Nov. 27, 2000 -- Jessica Weiner's exercise routine was unlike that of most 14-year-olds, an age when many girls drift away from exercise. Weiner spent four to six hours every day working out. She devoted the wee hours of the morning to the gym, returning after school to take a turn on every exercise machine. "Bike, treadmill, stair machine, weights -- you name it, I did it," she says.

Late at night when other teens were studying or relaxing with a book, Weiner was still sweating away. "Exercise was the first thing I thought about when I woke up, and the last thought I had before bed," she says. Her friends commended her for her self-discipline. She seemed the picture of good health.

She was, in fact, miserable. "I felt a real emptiness," says Weiner, now 26. "I had an incredible disconnect between my body and soul." Her workouts brought her no sense of accomplishment or exhilaration. Instead, each session represented a tick in a grim accounting process. "Everything I ate had to be worked off -- and then some," she says. "I viewed my body as an outsider, an enemy to be controlled and punished."
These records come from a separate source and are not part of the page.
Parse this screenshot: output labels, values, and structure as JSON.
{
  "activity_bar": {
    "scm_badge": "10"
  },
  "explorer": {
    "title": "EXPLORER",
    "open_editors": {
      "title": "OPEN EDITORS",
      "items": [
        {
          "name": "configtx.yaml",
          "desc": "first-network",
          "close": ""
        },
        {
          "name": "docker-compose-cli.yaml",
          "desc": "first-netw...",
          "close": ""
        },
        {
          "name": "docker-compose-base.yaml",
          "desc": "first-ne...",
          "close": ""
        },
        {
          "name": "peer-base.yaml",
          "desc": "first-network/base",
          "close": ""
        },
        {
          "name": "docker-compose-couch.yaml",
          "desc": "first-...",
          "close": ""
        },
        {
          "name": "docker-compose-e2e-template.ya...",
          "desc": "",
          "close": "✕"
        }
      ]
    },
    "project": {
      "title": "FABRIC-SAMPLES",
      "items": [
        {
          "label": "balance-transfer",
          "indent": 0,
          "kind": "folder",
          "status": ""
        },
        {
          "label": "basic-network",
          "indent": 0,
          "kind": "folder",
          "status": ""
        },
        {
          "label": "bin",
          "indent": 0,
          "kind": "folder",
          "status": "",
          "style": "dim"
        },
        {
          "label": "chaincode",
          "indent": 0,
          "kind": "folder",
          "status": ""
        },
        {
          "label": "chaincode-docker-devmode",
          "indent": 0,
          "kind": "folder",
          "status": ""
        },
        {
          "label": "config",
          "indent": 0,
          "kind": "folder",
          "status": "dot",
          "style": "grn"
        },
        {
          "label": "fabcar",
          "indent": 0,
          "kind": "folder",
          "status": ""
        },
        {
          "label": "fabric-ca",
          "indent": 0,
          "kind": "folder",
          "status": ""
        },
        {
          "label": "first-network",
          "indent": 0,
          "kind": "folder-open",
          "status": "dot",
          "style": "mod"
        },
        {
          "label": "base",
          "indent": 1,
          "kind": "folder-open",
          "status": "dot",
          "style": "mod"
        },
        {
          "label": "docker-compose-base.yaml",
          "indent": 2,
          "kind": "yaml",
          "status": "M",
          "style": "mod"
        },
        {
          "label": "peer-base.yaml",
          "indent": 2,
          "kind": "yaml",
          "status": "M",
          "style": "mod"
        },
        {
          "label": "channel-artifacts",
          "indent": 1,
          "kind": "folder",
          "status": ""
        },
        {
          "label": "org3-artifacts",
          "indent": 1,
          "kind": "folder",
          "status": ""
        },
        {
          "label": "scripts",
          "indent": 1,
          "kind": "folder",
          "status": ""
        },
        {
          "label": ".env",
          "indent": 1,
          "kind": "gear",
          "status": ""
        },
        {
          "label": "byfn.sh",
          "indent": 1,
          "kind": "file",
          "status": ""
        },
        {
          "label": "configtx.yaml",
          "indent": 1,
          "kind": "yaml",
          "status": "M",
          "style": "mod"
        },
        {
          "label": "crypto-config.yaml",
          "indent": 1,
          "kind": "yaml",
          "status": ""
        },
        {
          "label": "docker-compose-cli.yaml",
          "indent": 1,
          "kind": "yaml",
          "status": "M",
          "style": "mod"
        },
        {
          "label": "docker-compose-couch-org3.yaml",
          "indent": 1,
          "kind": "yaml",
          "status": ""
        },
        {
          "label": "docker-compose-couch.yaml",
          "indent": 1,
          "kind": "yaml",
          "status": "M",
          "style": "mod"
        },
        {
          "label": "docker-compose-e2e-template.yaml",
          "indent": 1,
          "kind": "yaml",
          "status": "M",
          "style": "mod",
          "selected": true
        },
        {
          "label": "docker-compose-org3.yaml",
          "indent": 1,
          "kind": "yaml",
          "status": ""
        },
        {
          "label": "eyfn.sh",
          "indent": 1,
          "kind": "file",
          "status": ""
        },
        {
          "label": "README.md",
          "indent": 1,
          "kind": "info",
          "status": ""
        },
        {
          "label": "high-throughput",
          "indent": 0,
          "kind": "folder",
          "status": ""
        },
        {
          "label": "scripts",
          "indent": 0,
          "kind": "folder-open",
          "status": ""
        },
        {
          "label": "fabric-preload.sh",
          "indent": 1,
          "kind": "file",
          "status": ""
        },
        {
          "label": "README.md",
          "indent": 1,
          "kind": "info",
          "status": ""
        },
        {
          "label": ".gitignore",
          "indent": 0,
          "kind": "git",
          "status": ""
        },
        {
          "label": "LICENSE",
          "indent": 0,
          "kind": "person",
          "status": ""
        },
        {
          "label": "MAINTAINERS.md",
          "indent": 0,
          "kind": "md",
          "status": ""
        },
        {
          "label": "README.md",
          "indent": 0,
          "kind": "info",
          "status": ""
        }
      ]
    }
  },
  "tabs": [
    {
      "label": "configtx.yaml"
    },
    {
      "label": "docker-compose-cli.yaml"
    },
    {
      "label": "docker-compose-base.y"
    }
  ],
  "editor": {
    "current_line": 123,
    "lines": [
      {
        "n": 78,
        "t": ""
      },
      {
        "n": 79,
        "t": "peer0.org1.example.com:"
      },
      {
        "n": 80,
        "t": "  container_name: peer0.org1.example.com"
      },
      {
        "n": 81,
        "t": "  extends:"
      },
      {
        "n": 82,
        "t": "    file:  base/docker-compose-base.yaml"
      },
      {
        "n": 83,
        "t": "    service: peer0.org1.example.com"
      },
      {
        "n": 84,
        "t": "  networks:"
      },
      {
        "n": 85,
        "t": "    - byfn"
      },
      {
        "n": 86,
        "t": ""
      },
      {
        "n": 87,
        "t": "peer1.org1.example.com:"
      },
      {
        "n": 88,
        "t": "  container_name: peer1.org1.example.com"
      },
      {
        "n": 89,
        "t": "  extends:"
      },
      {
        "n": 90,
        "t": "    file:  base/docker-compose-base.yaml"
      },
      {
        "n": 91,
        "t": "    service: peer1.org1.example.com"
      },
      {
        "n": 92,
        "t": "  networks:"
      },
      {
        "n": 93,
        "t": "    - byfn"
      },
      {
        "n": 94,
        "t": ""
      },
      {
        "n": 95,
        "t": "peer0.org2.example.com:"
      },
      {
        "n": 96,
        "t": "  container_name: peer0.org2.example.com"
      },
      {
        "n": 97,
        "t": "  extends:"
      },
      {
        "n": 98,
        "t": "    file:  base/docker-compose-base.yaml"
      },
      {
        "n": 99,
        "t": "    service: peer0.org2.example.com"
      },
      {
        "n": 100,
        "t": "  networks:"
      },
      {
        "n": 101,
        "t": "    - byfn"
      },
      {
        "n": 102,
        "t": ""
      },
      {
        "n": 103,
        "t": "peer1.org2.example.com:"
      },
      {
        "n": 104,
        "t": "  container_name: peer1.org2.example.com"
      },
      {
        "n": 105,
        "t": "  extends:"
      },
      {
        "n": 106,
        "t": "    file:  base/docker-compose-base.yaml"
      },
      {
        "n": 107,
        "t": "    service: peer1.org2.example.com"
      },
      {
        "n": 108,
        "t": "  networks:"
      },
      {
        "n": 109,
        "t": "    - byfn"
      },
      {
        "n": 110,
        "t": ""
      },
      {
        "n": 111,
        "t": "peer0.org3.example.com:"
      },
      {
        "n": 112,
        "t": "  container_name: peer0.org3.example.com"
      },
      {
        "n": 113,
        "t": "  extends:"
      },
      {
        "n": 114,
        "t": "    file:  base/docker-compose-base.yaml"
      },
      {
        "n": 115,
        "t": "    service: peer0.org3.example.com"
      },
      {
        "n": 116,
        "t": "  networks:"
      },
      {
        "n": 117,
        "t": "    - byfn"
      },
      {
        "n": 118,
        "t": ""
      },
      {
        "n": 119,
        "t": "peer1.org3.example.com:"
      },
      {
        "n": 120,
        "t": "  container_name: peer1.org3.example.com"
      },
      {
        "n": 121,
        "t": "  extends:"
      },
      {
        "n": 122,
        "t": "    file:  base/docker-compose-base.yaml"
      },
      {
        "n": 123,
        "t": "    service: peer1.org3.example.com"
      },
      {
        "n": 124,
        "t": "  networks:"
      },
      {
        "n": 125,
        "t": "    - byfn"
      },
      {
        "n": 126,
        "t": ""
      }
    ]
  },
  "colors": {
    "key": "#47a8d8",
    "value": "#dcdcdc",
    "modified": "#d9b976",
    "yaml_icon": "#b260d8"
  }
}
At a time when more than half of American adults are overweight, and few can manage even the recommended 30 minutes of moderate daily activity, it would seem that people who exercise for hours are examples for the rest of us. But there's a growing recognition among experts that some people push fitness to a harmful extreme. Ira Sacker, MD, director of the Eating Disorders Program at Bookdale Medical Center in New York, estimates that about 4% of Americans struggle with excessive exercise. And the numbers, he says, are on the rise.

There's even a name for the problem, though most people have never heard of it: exercise bulimia. Also called compulsive exercise, it's similar to classic bulimia. But instead of using laxatives or forced vomiting, an exercise bulimic purges with exercise. And unlike classic bulimia, the disorder is nearly as common in men as it is in women.

Bad for bones

The consequences can be severe: most exercise bulimics eventually develop overuse injuries, which can have long-term repercussions. Weiner, like many exercise bulimics, ceased to have periods, a condition called exercise amenorrhea. "Many women rejoice when their periods stop, but this is a red flag -- a sign that you're headed for trouble," says Barbara Drinkwater, MD, of the Pacific Medical Center in Seattle.

When a woman's menstrual cycles stop, it means her estrogen levels have dropped to those of a postmenopausal woman. Estrogen, of course, is vital for the normal development of bone -- which reaches its peak in women in their mid 20s. If a woman's estrogen levels dip too low during this critical time, she may start losing bone mass instead of building it, Drinkwater says. She's seen 25-year-old women with eating disorders who have the bones of an 80-year-old. Though treating amenorrhea can stop bone loss, "It doesn't appear that this bone loss is reversible," Drinkwater says. Despite these risks, most exercise bulimics never seek treatment, in part because excessive exercise is often viewed as a healthy obsession.